Zugegeben, ohne solch eine Person verlieren derlei Geschichten ihren Reiz, denn wer liest schon gerne darüber, dass eine Frau als Hexe verurteilt wird, weil sie wirklich ein ganz und gar unausstehliches, böses und kriminelles Weibsstück ist? Trotzdem ist Elisabeth mehr als nur ein armes, unschuldiges Opfer, das einfach zur falschen Zeit am falschen Ort ist – sie ist in der Tat der Auslöser der Tragödie. Und wie heißt es so schön: Unwissenheit schützt vor Strafe nicht. Nun gut, der Leser empfindet trotzdem Mitleid mit ihr, und das ist gut so, denn ansonsten könnte man das Buch nach knapp vierzig Seiten weglegen und sich ein neues suchen. Und da die Person der Elisabeth nicht der einzige Grund zum Weiterlesen ist, möchte ich ebenfalls erwähnen, dass auch durchaus die anderen Charaktere – allen voran Kim und Edward – ihr Durchschreiten der Handlung mitreißend und spannend in Szene setzen.

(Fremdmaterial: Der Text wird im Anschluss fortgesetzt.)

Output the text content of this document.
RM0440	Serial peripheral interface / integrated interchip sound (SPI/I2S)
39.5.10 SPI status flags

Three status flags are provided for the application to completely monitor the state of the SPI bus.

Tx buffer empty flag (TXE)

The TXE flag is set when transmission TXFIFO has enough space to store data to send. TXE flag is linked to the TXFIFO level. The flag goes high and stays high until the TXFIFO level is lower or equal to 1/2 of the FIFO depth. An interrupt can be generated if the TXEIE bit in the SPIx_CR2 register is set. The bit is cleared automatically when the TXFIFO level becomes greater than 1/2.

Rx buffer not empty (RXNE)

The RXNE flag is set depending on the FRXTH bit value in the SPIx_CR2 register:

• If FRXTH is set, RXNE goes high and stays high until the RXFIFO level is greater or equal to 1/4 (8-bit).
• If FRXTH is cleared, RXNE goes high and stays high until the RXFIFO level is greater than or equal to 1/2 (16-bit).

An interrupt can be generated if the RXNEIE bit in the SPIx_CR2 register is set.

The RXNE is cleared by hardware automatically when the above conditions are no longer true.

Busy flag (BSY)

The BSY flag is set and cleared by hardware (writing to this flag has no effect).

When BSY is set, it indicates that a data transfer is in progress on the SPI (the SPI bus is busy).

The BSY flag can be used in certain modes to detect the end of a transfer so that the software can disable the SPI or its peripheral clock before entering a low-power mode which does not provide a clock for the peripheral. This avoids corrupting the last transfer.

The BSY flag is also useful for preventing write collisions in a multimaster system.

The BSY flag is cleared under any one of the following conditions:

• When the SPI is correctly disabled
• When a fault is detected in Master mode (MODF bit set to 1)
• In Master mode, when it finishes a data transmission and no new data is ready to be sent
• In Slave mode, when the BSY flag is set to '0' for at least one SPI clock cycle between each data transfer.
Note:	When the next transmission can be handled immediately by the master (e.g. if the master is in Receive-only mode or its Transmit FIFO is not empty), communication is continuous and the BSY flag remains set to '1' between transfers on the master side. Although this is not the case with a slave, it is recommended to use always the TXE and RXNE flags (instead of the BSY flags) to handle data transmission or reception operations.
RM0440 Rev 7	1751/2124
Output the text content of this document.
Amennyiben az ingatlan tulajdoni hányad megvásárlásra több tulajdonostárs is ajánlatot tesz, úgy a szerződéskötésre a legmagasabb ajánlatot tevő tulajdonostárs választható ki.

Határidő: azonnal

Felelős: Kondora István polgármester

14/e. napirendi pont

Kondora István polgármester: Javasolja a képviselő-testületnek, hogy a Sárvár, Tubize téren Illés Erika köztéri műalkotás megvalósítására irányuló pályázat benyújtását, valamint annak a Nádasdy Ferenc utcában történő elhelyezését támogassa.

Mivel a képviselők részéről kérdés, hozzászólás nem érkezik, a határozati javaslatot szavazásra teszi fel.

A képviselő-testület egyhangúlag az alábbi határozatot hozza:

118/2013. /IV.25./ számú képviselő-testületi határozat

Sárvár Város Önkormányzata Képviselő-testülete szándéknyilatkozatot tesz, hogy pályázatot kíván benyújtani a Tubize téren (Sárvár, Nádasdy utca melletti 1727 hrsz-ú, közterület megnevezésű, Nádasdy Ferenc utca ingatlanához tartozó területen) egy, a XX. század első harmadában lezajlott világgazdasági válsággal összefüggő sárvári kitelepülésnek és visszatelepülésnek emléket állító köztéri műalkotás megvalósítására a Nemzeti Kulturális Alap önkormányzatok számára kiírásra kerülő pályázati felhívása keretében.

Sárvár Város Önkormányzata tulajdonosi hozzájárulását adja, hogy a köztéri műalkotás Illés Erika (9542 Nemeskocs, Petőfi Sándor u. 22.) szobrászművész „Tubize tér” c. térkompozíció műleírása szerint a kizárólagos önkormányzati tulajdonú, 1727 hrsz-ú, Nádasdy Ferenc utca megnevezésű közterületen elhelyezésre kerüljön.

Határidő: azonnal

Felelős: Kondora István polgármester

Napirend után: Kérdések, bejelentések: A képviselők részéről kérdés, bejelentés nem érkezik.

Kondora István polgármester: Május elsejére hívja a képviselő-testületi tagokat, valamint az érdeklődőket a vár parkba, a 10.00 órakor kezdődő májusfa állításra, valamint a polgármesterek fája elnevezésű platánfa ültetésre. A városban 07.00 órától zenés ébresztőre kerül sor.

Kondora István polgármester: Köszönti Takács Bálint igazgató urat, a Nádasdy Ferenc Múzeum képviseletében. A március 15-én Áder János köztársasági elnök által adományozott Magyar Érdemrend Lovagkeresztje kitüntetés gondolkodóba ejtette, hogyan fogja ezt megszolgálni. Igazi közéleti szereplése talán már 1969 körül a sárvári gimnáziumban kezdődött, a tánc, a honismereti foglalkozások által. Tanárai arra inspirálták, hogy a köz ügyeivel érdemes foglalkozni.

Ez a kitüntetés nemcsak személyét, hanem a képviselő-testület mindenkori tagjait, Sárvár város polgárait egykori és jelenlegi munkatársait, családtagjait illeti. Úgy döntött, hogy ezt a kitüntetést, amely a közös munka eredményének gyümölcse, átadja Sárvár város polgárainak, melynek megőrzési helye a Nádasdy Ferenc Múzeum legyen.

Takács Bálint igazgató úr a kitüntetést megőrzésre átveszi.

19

Das Ganze runden die schön herausgearbeiteten Schauplätze ab, denn die Beschreibungen der Burg mit ihren Kellern und Sälen versetzten mich mitten ins Mittelalter und ließen meinen Kindertraum neu erwachen, in solch einem Gebäude einen Berg von Aufzeichnungen aus vergangener Zeit zu finden. Und so habe ich Kims Wühlen in den unermesslichen Schätzen des alten Gemäuers geradezu verschlungen und konnte ihre Aufregung nur zu gut nachvollziehen. Vor allem das letzte Drittel des Romans – die Auflösung des dubiosen Beweisstückes und des Wirkens von Ultra – ließ mich im Lesen kaum noch innehalten, und erfreulicherweise wurde ich nicht davon enttäuscht. Alles klärt sich in mehr oder weniger glücklicher Fügung auf und Elisabeth fordert ungeschönt noch mehr Mitleid, aber das darf jeder gerne selbst herausfinden. Ich empfehle es sogar!

Am Schreibstil gibt es ebenfalls nicht wirklich viel zu meckern. Ab und an verfällt Cook zwar in ganz simpel gestrickte Erzählsätze, aber das tut der Stimmung wahrlich keinen Abbruch und kommt erfreulicherweise auch nur ab und an vor.

Fazit: ein spannender Ausflug in die Welt der Wissenschaft, mit faszinierenden Abstechern in die Zeit der Hexenmythologie! Auf jeden Fall lesenwert!